Mais comment les couleurs naissent-elles? Condillac au XVIIIème siècle, dans son Traité des sensations s’est attelé à cette tâche. Il imagine une statue ou plutôt un être humain emmuré, et ouvre petit à petit tous ses sens. Là encore nous partons d’un « blanc », d’un manque, dans la sensibilité, d’un « a-chromatisme » philosophique, avant toute construction du monde. Ce n’est qu’au chapitre XI que notre statue commencera à distinguer peu à peu une couleur après l’autre, selon le plaisir ou la lassitude que chacune provoquera en elle, attirant son attention, depuis les plus vives jusqu’aux plus sombres. Diderot ira encore plus loin dans sa Lettre sur les aveugles à l’usage de ceux qui voient puisqu’il démontrera, avec pour preuve un aveugle né, que pour penser, on a nullement besoin de coloris : « Saunderson professa les mathématiques dans l’université de Cambridge avec un succès étonnant. Il donna des leçons d’optique; il prononça des discours sur la nature de la lumière et des couleurs ». L’aveugle est « indifférent » à la couleur (et à la pudeur), mais il peut en parler. On sait que Bachelard dans Le rationalisme appliqué chap.6 opposera les « couleurs intelligibles » des sciences physiques avec leur ordination linéaire de l’infra-rouge à l’ultra violet, aux « couleurs sensibles » à l’ordination circulaire qui permet le mélange qu’opère le peintre et le teinturier. Le paradoxe de ces « couleurs intelligibles » comme l’avait déjà vu Malebranche est qu’elles sont toutes invisibles, « en blanc » donc, tout comme l’espace des sciences physiques qui n’est en aucun lieu puisqu’il est un espace pensé (Entretiens sur la métaphysique). L’idée de la couleur bleue n’est pas bleue, pas plus que l’idée d’un triangle n’est triangulaire. C’est pourquoi un aveugle peut devenir géomètre, mais s’il n’a jamais eu l’expérience du bleu, il ne peut le ressentir. La couleur sensible relève donc d’une expérience subjective du monde intérieur, de notre « âme »; mais nous connaissons-nous, tel est le problème ( De la recherche de la vérité XIème éclaircissement).

Schopenhauer dans son texte Sur la vue et les couleurs reprendra cette argumentation. La lumière solaire n’est pas blanche en elle-même, elle est « a-colore »; tout vient de notre « oeil »; l’excitant externe n’est que la « cause occasionnelle »( pour reprendre le vocabulaire de Malebranche); les anomalies de la vision le prouvent et démontrent le caractère strictement subjectif de la couleur que nous n’attribuons que par une projection spatiale de nos sensations, médiatement, aux objets, qui n’ont rien de « colorés » en eux-mêmes. L’invention du daguerrotype appuie ce caractère inessentiel et secondaire de la couleur pour le monde objectif.

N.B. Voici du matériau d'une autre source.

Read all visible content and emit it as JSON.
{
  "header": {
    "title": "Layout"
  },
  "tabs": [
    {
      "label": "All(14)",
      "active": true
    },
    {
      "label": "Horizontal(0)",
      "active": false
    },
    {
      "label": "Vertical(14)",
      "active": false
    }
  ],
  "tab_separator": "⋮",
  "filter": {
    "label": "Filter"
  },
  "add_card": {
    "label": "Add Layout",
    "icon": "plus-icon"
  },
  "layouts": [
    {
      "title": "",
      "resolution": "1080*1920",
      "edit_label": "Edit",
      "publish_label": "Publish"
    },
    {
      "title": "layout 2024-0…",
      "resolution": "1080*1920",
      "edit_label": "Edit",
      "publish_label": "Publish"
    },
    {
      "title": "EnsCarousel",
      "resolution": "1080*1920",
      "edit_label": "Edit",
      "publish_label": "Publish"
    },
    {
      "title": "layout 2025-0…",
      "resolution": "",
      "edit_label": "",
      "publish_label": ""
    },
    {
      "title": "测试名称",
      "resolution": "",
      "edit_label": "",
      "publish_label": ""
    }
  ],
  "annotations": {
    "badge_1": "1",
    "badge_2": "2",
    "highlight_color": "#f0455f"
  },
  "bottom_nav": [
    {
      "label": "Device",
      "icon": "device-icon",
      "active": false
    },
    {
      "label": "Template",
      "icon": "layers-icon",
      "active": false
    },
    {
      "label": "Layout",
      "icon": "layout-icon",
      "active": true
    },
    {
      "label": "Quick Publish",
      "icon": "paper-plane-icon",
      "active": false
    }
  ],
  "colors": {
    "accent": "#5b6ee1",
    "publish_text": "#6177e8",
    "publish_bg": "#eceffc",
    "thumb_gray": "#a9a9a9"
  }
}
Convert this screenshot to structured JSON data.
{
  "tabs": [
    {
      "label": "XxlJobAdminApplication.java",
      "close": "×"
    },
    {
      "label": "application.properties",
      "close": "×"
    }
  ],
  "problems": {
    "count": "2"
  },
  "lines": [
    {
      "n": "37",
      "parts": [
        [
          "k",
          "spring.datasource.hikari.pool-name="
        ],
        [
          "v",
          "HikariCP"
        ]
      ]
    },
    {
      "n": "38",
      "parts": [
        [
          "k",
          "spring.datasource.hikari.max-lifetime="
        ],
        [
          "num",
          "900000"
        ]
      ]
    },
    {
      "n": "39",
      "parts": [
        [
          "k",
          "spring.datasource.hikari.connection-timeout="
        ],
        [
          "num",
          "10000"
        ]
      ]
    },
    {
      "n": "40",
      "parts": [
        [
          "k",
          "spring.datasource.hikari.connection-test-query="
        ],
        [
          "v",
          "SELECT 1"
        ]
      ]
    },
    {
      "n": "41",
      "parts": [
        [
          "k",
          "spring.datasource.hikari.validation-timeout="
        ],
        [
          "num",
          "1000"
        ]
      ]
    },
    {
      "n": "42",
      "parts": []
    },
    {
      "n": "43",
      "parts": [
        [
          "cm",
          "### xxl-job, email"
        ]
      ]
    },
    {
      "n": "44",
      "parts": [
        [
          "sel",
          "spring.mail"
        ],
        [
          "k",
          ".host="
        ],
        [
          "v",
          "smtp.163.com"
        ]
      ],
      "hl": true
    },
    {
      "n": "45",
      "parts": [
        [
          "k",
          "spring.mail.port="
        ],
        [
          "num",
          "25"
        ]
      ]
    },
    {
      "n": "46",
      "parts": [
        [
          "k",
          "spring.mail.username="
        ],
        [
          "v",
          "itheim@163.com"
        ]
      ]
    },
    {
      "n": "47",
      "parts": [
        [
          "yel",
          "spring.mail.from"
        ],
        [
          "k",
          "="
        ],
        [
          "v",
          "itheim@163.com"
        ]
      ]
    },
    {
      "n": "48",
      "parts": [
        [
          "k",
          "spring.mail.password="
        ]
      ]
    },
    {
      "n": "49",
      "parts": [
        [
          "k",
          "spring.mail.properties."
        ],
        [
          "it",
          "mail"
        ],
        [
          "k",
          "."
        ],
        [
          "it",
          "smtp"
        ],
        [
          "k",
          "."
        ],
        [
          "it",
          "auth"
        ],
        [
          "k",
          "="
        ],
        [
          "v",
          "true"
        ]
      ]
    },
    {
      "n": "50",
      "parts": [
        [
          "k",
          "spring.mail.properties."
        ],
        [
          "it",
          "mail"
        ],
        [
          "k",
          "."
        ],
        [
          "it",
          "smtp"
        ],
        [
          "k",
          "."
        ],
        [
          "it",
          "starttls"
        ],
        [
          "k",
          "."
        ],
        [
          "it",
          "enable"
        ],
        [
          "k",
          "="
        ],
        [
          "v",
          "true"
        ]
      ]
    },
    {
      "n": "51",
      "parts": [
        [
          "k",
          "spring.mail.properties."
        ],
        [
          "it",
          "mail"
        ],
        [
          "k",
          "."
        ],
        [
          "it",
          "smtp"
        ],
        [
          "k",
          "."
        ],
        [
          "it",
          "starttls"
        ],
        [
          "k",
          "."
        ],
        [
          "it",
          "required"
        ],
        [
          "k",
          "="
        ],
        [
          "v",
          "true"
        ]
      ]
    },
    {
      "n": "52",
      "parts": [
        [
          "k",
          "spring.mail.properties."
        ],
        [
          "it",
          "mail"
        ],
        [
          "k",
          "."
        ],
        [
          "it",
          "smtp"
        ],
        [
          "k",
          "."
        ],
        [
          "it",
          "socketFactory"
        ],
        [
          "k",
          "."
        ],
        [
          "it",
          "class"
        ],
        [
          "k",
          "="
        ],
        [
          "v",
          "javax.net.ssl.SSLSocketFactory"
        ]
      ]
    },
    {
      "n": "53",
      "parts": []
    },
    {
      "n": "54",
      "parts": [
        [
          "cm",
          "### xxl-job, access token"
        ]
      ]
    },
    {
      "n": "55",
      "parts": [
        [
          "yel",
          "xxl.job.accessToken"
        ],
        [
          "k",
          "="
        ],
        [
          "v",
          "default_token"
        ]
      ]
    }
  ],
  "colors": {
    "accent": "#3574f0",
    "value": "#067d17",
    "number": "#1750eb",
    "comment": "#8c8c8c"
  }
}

En ce point de notre réflexion, l’univers tout entier semble donc « en blanc », au sens où l’on parle d’un chèque « en blanc ».

 

Cependant le blanc n’est pas l’absence de toutes couleurs, il en est plutôt la totalité. Comment le définir sinon comme ce qui diffuse sans absorption toutes les radiations dans toutes les directions, ce qui s’oppose par là au noir qui absorbe toutes les ondes? Le blanc est donc l’unité de toutes les couleurs visibles. Le philosophe retrouve les couleurs. Heidegger ne dit-il pas : « voir dévoile toujours des couleurs [...]. Au sens le plus pur et le plus original de ce « vrai », c’est-à-dire dévoilant seulement sans jamais pouvoir voiler » (Etre et Temps ? 7 B le concept de logos)? Il retrouve la réflexion d’Aristote « le visible est couleur » (De Anima II, 7, 418 a 26), qui pose également le problème suivant : « le blanc est surface, et pourtant ce sont là deux choses formellement différentes, la surface et le blanc »(Physique IV, 3, 210 b 4-8). La question agitait déjà les deux protagonistes d’un dialogue de Platon :

- Socrate : Appelons figure cette chose qui, seule entre toutes, s’accompagne toujours de la couleur (« khrôma »). [...]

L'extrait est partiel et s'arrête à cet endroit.